In order to identify new, novel avenues to treat bacterial infections the team at QMUL turned their attention to the body’s Central Nervous System (CNS) – our brain, spinal cord and optic nerves – because in the past several studies have implicated the brain in orchestrating more than just our thoughts. During their study they found that severing the right vagus nerve in mice lead to a significant impairment in their ability to clear E. coli infections.
When the team investigated the reason for this, they found a significant decrease in the levels of a molecule called Protectin Conjugate in Tissue Regeneration 1 (PCTR1) which is part of a group of molecules called specialised pro-resolving mediators that control how our body responds to inflammation. PCTR1 is produced by white blood cells in the body from an essential fatty acid called docosahexaenoic acid.
The team also found that the decrease in PCTR1 reduced the ability of macrophages, a type of white blood cell, to kill E. coli and then they investigated how the vagus nerve regulated PCTR1 production in the abdominal cavity of the mice, where this nerve is known to regulate white blood cell behaviour during inflammation they found that the nerve releases a neurotransmitter called acetylcholine which then instructs another type of immune cell – innate lymphoid cells – to increase production of PCTR1. This in turn regulated macrophages’ ability to find and kill bacteria.
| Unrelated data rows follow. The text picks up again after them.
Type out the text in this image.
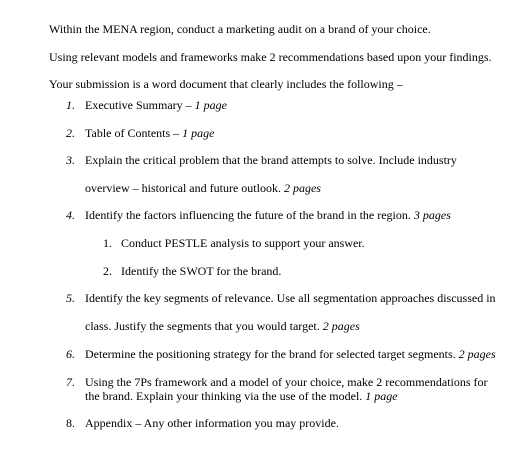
Within the MENA region, conduct a marketing audit on a brand of your choice.
Using relevant models and frameworks make 2 recommendations based upon your findings.
Your submission is a word document that clearly includes the following –
1. Executive Summary – 1 page
2. Table of Contents – 1 page
3. Explain the critical problem that the brand attempts to solve. Include industry
overview – historical and future outlook. 2 pages
4. Identify the factors influencing the future of the brand in the region. 3 pages
1. Conduct PESTLE analysis to support your answer.
2. Identify the SWOT for the brand.
5. Identify the key segments of relevance. Use all segmentation approaches discussed in
class. Justify the segments that you would target. 2 pages
6. Determine the positioning strategy for the brand for selected target segments. 2 pages
7. Using the 7Ps framework and a model of your choice, make 2 recommendations for
the brand. Explain your thinking via the use of the model. 1 page
8. Appendix – Any other information you may provide.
When they injected the mice with the severed vagus nerve with PCTR1, they found that it restored the ability of peritoneal macrophages to get rid of the bacteria, as well as dampen the subsequent inflammatory response, accelerating the bacteria’s termination.
The results are expected to have wide ranging implications in the fight against bacterial infections, especially in light of the alarming rate at which bacteria are becoming resistant to antibiotics because the findings demonstrate that we can give our body a hand by using PCTR1, and related molecules, to enhance its ability to clear bacteria during infections – reducing our reliance on antibiotics.